In late 2010, the company re-launched itself as an entertainment hub, redesigned its logo, and entered into an integration partnership with former competitor Facebook. MySpace also inked a new search and advertising pact with Google and enhanced its mobile offerings. But the changes -- which included new management -- have not stemmed the site's stream of red ink, said reports, and parent company News Corp. has publicly disclosed its limited patience with the situation.

"There is not much hope left for the international offices. A few staff will probably remain, but essentially, everybody at MySpace is expecting the international operation to be closed down," a digital executive with ties to MySpace told SocialBarrel.

Looking Stateside, MySpace is expected to reduce its staff of approximately 1,100 by between 33% and 50%, according to the Wall Street Journal, which cited one person familiar with the subject. Layoffs could be announced this month, another person told the newspaper, which is owned by News Corp.

In 2005, News Corp purchased MySpace for $580 million, and saw the site hit more than 80 million monthly visitors in 2007. In November 2010, however, MySpace dropped to 54.4 million visitors, down 15% from a year ago, according to ComScore.
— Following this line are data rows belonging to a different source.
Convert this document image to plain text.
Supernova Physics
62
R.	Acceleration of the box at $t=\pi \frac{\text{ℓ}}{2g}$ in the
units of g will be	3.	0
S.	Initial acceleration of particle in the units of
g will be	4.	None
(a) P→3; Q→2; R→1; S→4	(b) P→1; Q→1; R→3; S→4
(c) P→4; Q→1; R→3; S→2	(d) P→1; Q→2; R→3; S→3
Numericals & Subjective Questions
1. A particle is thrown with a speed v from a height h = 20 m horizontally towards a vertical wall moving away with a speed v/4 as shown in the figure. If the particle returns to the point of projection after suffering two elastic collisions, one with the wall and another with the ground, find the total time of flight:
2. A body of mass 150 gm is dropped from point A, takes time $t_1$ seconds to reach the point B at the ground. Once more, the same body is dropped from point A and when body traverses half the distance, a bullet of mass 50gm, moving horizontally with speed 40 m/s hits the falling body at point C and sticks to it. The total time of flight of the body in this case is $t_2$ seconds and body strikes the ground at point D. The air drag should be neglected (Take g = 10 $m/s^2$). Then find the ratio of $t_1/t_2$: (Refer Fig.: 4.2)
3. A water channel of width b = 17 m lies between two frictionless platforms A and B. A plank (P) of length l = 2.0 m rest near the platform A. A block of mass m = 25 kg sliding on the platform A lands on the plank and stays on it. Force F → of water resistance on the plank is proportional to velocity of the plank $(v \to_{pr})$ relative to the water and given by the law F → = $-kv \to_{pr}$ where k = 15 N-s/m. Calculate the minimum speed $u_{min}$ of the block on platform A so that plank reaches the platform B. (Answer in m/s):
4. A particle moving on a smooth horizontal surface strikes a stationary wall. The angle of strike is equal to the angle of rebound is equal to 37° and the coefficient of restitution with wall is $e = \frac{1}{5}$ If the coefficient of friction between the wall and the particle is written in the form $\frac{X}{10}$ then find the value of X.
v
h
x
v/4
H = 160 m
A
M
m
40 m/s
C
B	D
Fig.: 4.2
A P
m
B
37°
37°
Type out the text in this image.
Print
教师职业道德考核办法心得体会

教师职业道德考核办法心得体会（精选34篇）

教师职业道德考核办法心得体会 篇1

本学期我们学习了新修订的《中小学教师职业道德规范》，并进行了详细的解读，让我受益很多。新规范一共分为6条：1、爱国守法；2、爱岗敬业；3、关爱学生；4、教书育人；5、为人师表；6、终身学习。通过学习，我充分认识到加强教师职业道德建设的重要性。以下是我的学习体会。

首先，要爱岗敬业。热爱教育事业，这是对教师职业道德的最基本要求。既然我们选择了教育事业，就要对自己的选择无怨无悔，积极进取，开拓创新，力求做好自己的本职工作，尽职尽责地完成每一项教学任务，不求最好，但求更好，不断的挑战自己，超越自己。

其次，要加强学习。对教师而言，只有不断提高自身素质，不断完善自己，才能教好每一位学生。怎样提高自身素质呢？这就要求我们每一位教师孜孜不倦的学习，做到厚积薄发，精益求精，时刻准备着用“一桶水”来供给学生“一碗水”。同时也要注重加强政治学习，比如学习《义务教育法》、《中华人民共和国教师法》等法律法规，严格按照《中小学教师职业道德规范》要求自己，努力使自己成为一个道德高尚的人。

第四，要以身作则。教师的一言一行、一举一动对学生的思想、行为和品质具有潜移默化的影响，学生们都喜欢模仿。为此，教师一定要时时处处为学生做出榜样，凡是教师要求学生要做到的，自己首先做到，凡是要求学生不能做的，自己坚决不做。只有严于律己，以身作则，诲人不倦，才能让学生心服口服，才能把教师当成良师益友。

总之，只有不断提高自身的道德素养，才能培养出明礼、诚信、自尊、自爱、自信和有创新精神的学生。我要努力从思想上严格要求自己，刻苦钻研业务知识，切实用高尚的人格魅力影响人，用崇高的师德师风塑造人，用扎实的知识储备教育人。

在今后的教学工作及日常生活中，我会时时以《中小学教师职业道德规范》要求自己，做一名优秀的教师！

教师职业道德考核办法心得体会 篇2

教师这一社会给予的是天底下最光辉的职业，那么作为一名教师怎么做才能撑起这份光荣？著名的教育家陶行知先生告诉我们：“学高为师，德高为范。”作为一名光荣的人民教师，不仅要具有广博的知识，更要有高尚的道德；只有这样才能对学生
Quantcast's numbers are even more dire: That tracking service puts MySpace visitors at 40 million per month in the past year. Ad spending was expected to fall to $347 million last year, a 37% decline, eMarketer said.

For its part, Facebook attracted 151.7 million monthly visitors -- a gain of almost 50%, ComScore said.

The News Corp. division that includes MySpace reported an operating loss of $156 million in the quarter ended Sept. 30, 2010, mainly due to the site's poor results. Ad revenue dropped $70 million in that period compared to the prior year, News Corp. said at the time.

"MySpace lost $100 million in the first quarter last year. To get it back on track is going to require a massive investment -- one which News Corporation it not prepared to make. It has many other priorities to put its money into. So instead, it needs to keep taking costs out of the business while it's still in its hands," a digital executive close to the company told London newspaper The Telegraph.

During an October earnings call, MySpace executives hinted that changes were ahead. Chase Carey, chief operating officer, said the company's losses were not "acceptable or sustainable. Our current management did not create these losses, but they know we have to address them. We judge in quarters, not in years."

One persistent rumor claims MySpace is for sale, perhaps to game-developer Zynga, according to All Things Digital, which also is owned by News Corp. But a private equity buyer is more likely, several sources told the online publication.

MySpace is "on a course to sell [by mid-year]," said CNBC, although it noted that "there are no talks currently with potential buyers."

MySpace declined to comment on layoffs or acquisitions.